Cuando tenía 16 años, conocí al Padre Alfredo Pulido, quien me regaló mi primer libro sobre la vocación. Sin embargo, apenas estaba terminando el colegio y no tenía muchas cosas claras en mi vida. Luego, tres años más tarde, en un retiro espiritual por el mes de octubre, tuve la fortuna de conocer al padre Alfonso Álvarez; que con su alegría y testimonio misionero logró llamar mi atención e inquietarme por la misión. 

Pero solo fue hasta mis 26 años, cuando gracias al padre Martín Bolaños, a su sencillez y pasión por la misión, que todo fue mucho más claro y me animé a dejarlo todo por este estilo de vida. Como si fuera poco, sin imaginarlo, tres años más tarde conocería al padre Gabriel Martínez, un maestro de la vida que con su serenidad consolidaría los cimientos de mi consagración a la misión.

Ahora bien, por qué quise iniciar mis estimados lectores contándole sobre estos padres que han significado tanto en mi proceso vocacional. La razón es simple. Cada uno de ellos, sin saberlo o pensarlo, comparten algo en común, y es su amor por la misión en el África. Y es que todos ellos fueron misioneros en el continente africano. Y con su testimonio sin imaginarlo, sembraron en mi ese sueño de misión. Hoy puedo compartirles que a mis 33 años; un sueño hecho realidad.

Llevo un poco más de un año en el continente africano, especialmente en el país de la República Democrática del Congo, en pleno centro de África, y me siento muy feliz. Aún hay días que no me creo estar tan lejos; pero cuando miro al cielo y veo estos hermosos atardeceres que nos proporciona este clima tropical de la ciudad de Kinshasa, capital del Congo, no me queda duda, estoy en el África.

El continente africano es muy grande y cuenta con bastantes países, todos muy distintos a nivel social, político y étnico. Razón por la cual he aprendido que el África no se puede ver desde una misma perspectiva, porque la diversidad cultural es majestuosa. Es por eso que les comparto lo que he vivido en la ciudad de Kinshasa, que es hasta ahora lo poco que conozco.
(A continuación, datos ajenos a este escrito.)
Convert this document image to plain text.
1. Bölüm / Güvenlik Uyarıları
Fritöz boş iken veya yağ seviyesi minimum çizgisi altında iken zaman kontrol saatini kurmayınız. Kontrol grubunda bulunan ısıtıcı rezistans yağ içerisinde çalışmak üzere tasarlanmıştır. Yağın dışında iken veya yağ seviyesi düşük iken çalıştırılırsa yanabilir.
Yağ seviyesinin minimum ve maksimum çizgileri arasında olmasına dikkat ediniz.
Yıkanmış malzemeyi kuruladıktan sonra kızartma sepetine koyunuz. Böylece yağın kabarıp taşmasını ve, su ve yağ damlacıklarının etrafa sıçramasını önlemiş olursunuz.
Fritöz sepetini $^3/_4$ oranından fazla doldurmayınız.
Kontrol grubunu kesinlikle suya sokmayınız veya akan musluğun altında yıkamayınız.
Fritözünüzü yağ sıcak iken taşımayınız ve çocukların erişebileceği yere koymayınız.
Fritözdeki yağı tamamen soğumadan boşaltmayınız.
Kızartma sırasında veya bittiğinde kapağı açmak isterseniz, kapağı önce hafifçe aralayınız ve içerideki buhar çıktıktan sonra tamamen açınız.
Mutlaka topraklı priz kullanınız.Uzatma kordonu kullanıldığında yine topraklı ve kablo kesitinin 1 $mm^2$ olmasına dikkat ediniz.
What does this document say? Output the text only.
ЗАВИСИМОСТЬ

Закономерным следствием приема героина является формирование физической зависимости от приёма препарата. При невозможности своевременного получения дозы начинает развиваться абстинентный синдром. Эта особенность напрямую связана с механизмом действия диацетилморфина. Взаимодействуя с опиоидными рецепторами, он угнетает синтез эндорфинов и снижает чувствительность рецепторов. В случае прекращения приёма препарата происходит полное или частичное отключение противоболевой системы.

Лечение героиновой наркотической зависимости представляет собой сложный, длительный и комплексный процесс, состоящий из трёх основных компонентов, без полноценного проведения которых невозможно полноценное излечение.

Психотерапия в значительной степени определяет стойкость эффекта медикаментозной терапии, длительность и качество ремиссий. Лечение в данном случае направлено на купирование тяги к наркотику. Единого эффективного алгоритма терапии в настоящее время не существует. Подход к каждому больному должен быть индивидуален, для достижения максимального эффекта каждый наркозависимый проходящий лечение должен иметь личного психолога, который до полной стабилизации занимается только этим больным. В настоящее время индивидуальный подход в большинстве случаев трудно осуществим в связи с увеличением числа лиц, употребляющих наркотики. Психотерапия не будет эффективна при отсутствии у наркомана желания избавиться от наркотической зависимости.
En general, las personas de esta ciudad son alegres amantes a la música, al fútbol y con un profundo sentido de lo religioso. Son muy fuertes físicamente e intelectualmente. Conocen muy bien el sufrimiento, la pobreza y la corrupción. Pero eso no los vence porque tienen una profunda confianza en Dios y sus tradiciones ancestrales; saben recibir los tragos amargos de la vida con una buena dosis de danza. Y ante las distintas enfermedades que se viven, siempre tiene una sonrisa de aliento.
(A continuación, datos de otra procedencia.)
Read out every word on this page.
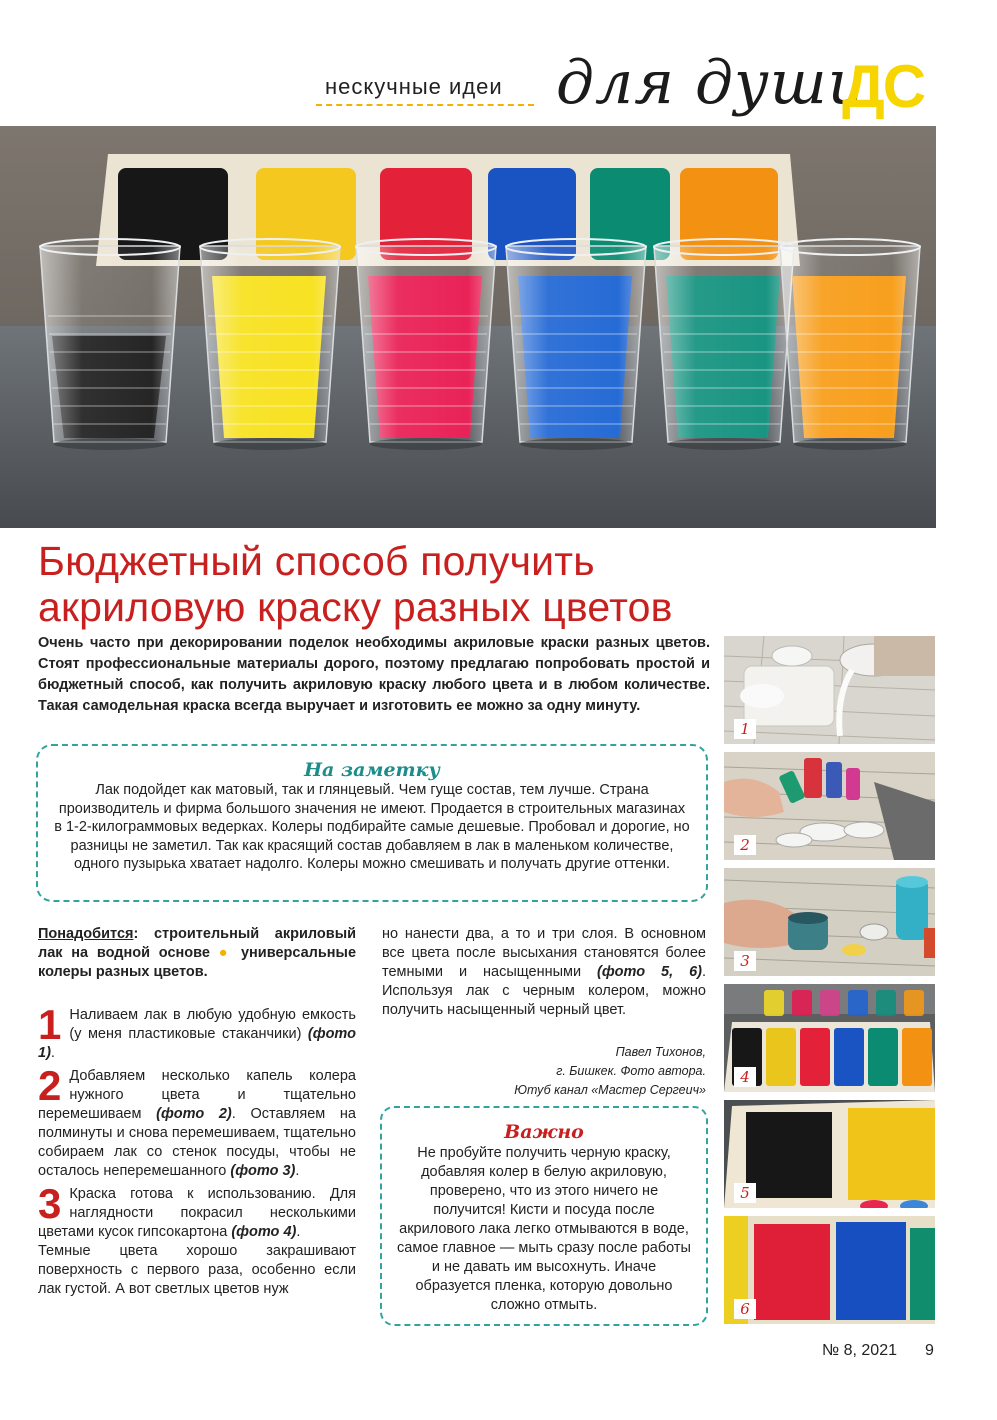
нескучные идеи для души
ДС
Бюджетный способ получить
акриловую краску разных цветов
Очень часто при декорировании поделок необходимы акриловые краски разных цветов. Стоят профессиональные материалы дорого, поэтому предлагаю попробовать простой и бюджетный способ, как получить акриловую краску любого цвета и в любом количестве. Такая самодельная краска всегда выручает и изготовить ее можно за одну минуту.
На заметку
Лак подойдет как матовый, так и глянцевый. Чем гуще состав, тем лучше. Страна производитель и фирма большого значения не имеют. Продается в строительных магазинах в 1-2-килограммовых ведерках. Колеры подбирайте самые дешевые. Пробовал и дорогие, но разницы не заметил. Так как красящий состав добавляем в лак в маленьком количестве, одного пузырька хватает надолго. Колеры можно смешивать и получать другие оттенки.
Понадобится: строительный акриловый лак на водной основе ● универсальные колеры разных цветов.
1 Наливаем лак в любую удобную емкость (у меня пластиковые стаканчики) (фото 1).
2 Добавляем несколько капель колера нужного цвета и тщательно перемешиваем (фото 2). Оставляем на полминуты и снова перемешиваем, тщательно собираем лак со стенок посуды, чтобы не осталось неперемешанного (фото 3).
3 Краска готова к использованию. Для наглядности покрасил несколькими цветами кусок гипсокартона (фото 4).
Темные цвета хорошо закрашивают поверхность с первого раза, особенно если лак густой. А вот светлых цветов нуж
но нанести два, а то и три слоя. В основном все цвета после высыхания становятся более темными и насыщенными (фото 5, 6). Используя лак с черным колером, можно получить насыщенный черный цвет.
Павел Тихонов,
г. Бишкек. Фото автора.
Ютуб канал «Мастер Сергеич»
Важно
Не пробуйте получить черную краску, добавляя колер в белую акриловую, проверено, что из этого ничего не получится! Кисти и посуда после акрилового лака легко отмываются в воде, самое главное — мыть сразу после работы и не давать им высохнуть. Иначе образуется пленка, которую довольно сложно отмыть.
1
2
3
4
5
6
№ 8, 2021 9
En el país de la RDC (República Democrática de Congo) el idioma oficial es el francés y cuatro principales lenguas locales son el kikongo, el lingala, el suajili y le chiluba. A demás el país cuenta con una gran riqueza natural y mineral, que a su vez es una de las cusas principales de los distintos conflictos violentos que vive la nación. Aquí existe el rito Zaireño, que es una adaptación del rito romano de la Iglesia católica, el cual tiene cuenta varios elementos culturales propios del continente y los congoleños. La Misa en este rito es muy hermosa, llena de danzas y cantos; muestra de la inculturación del Evangelio.
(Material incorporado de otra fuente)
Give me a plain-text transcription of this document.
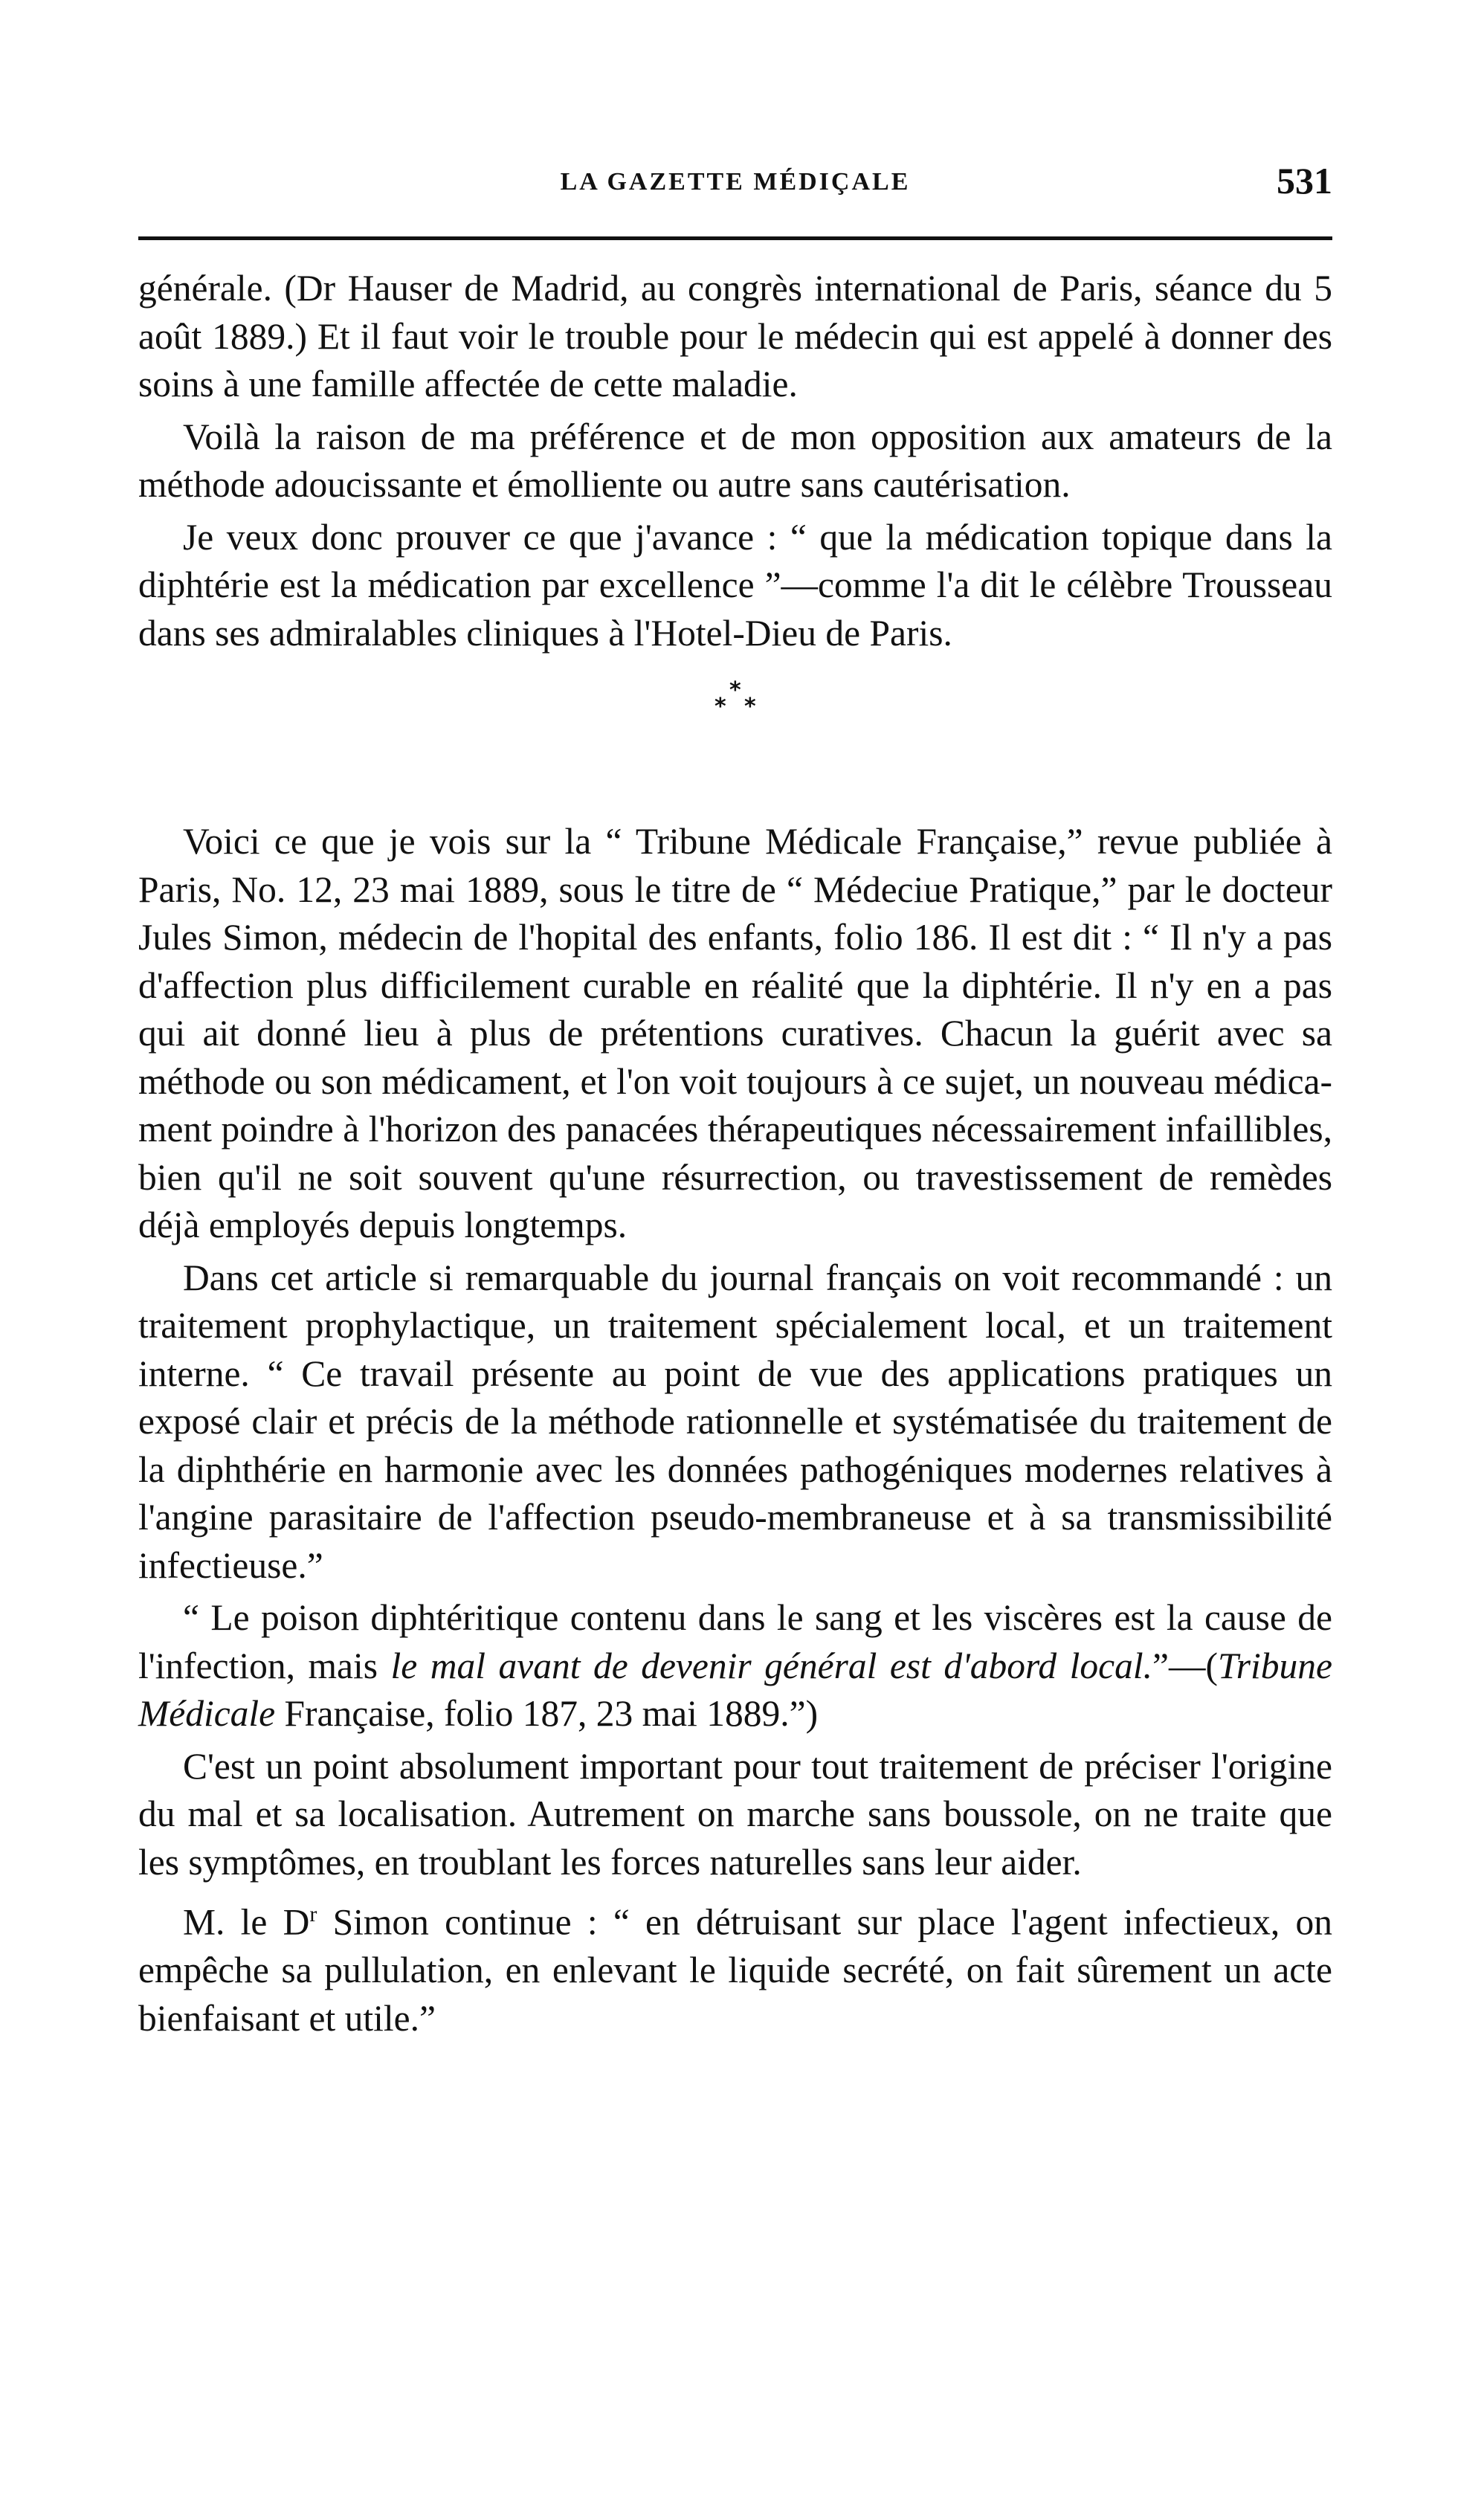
LA GAZETTE MÉDIÇALE	531

générale. (Dr Hauser de Madrid, au congrès international de Paris, séance du 5 août 1889.) Et il faut voir le trouble pour le médecin qui est appelé à donner des soins à une famille affectée de cette maladie.

Voilà la raison de ma préférence et de mon opposition aux amateurs de la méthode adoucissante et émolliente ou autre sans cautérisation.

Je veux donc prouver ce que j'avance : “ que la médication topique dans la diphtérie est la médication par excellence ”—comme l'a dit le célèbre Trousseau dans ses admiralables cliniques à l'Hotel-Dieu de Paris.

*
* *

Voici ce que je vois sur la “ Tribune Médicale Française,” revue publiée à Paris, No. 12, 23 mai 1889, sous le titre de “ Médeciue Pratique,” par le docteur Jules Simon, médecin de l'hopital des enfants, folio 186. Il est dit : “ Il n'y a pas d'affection plus difficilement curable en réalité que la diphtérie. Il n'y en a pas qui ait donné lieu à plus de prétentions curatives. Chacun la guérit avec sa méthode ou son médicament, et l'on voit toujours à ce sujet, un nouveau médicament poindre à l'horizon des panacées thérapeutiques nécessairement infaillibles, bien qu'il ne soit souvent qu'une résurrection, ou travestissement de remèdes déjà employés depuis longtemps.

Dans cet article si remarquable du journal français on voit recommandé : un traitement prophylactique, un traitement spécialement local, et un traitement interne. “ Ce travail présente au point de vue des applications pratiques un exposé clair et précis de la méthode rationnelle et systématisée du traitement de la diphthérie en harmonie avec les données pathogéniques modernes relatives à l'angine parasitaire de l'affection pseudo-membraneuse et à sa transmissibilité infectieuse.”

“ Le poison diphtéritique contenu dans le sang et les viscères est la cause de l'infection, mais le mal avant de devenir général est d'abord local.”—(Tribune Médicale Française, folio 187, 23 mai 1889.”)

C'est un point absolument important pour tout traitement de préciser l'origine du mal et sa localisation. Autrement on marche sans boussole, on ne traite que les symptômes, en troublant les forces naturelles sans leur aider.

M. le $D^r$ Simon continue : “ en détruisant sur place l'agent infectieux, on empêche sa pullulation, en enlevant le liquide secrété, on fait sûrement un acte bienfaisant et utile.”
Yo me encuentro fascinado por este país y cada vez que tengo la oportunidad de conocer más sobre la cultura congolés quedó asombrado. Y es ahí, en donde más claramente puedo ver la obra de Dios en mi vida. Él que todo lo conoce y no se cansa de sorprendernos. Durante el tiempo que he vivido aquí, aparte de aprender los idiomas, también he reflexionado más detalle el pasar de Dios por mi vida. Y créanme, mis estimados lectores. Dios vive. Él está presente. Él está con nosotros.

Actualmente en nuestra casa de formación de Kinshasa, somos 26 jóvenes de dieciséis nacionalidades diferentes; viviendo verdaderamente la sinodalidad y la esperanza de una iglesia joven, la cual camina no solamente al sacramento del sacerdocio; sino a una consagración definitiva a la misión. Con los pies en la tierra, con nuestros ojos y manos en los más pobres y abandonados, y nuestro corazón en la cruz; dispuestos a continuar anunciando la buena nueva del Evangelio, con santidad y capacidad al ejemplo de Comboni. Es por eso mis estimados lectores que continuó animándolos a no desfallecer en la oración por el aumento de las vocaciones misioneras; a seguir aportando desde lo que podemos, nuestro granito para el sostenimiento de la formación y sobre todo a no dudar en animar a otros jóvenes a donar su vida; porque la misión vale la pena, no te quita nada, al contrarío te lo da todo. Dios siempre te sorprende.